Note: this particular answer is not for converting numeric-valued factors to numerics, it is for converting categorical factors to their corresponding level numbers.


Every answer in this post failed to generate results for me , NAs were getting generated.

y2<-factor(c("A","B","C","D","A")); 
as.numeric(levels(y2))[y2] 
[1] NA NA NA NA NA Warning message: NAs introduced by coercion

What worked for me is this -

as.integer(y2)
# [1] 1 2 3 4 1

It is possible only in the case when the factor labels match the original values. I will explain it with an example.

Assume the data is vector x:

x <- c(20, 10, 30, 20, 10, 40, 10, 40)

Now I will create a factor with four labels:

f <- factor(x, levels = c(10, 20, 30, 40), labels = c("A", "B", "C", "D"))

1) x is with type double, f is with type integer. This is the first unavoidable loss of information. Factors are always stored as integers.

> typeof(x)
[1] "double"
> typeof(f)
[1] "integer"

2) It is not possible to revert back to the original values (10, 20, 30, 40) having only f available. We can see that f holds only integer values 1, 2, 3, 4 and two attributes - the list of labels ("A", "B", "C", "D") and the class attribute "factor". Nothing more.

> str(f)
 Factor w/ 4 levels "A","B","C","D": 2 1 3 2 1 4 1 4
> attributes(f)
$levels
[1] "A" "B" "C" "D"

$class
[1] "factor"

To revert back to the original values we have to know the values of levels used in creating the factor.
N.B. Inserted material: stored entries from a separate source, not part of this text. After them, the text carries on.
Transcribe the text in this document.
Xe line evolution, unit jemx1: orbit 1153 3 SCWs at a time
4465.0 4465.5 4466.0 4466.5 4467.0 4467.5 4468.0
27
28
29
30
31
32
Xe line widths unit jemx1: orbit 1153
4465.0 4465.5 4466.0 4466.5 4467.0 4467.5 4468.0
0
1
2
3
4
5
In this case c(10, 20, 30, 40). If we know the original levels (in correct order), we can revert back to the original values.

> orig_levels <- c(10, 20, 30, 40)
> x1 <- orig_levels[f]
> all.equal(x, x1)
[1] TRUE

And this will work only in case when labels have been defined for all possible values in the original data.

So if you will need the original values, you have to keep them. Otherwise there is a high chance it will not be possible to get back to them only from a factor.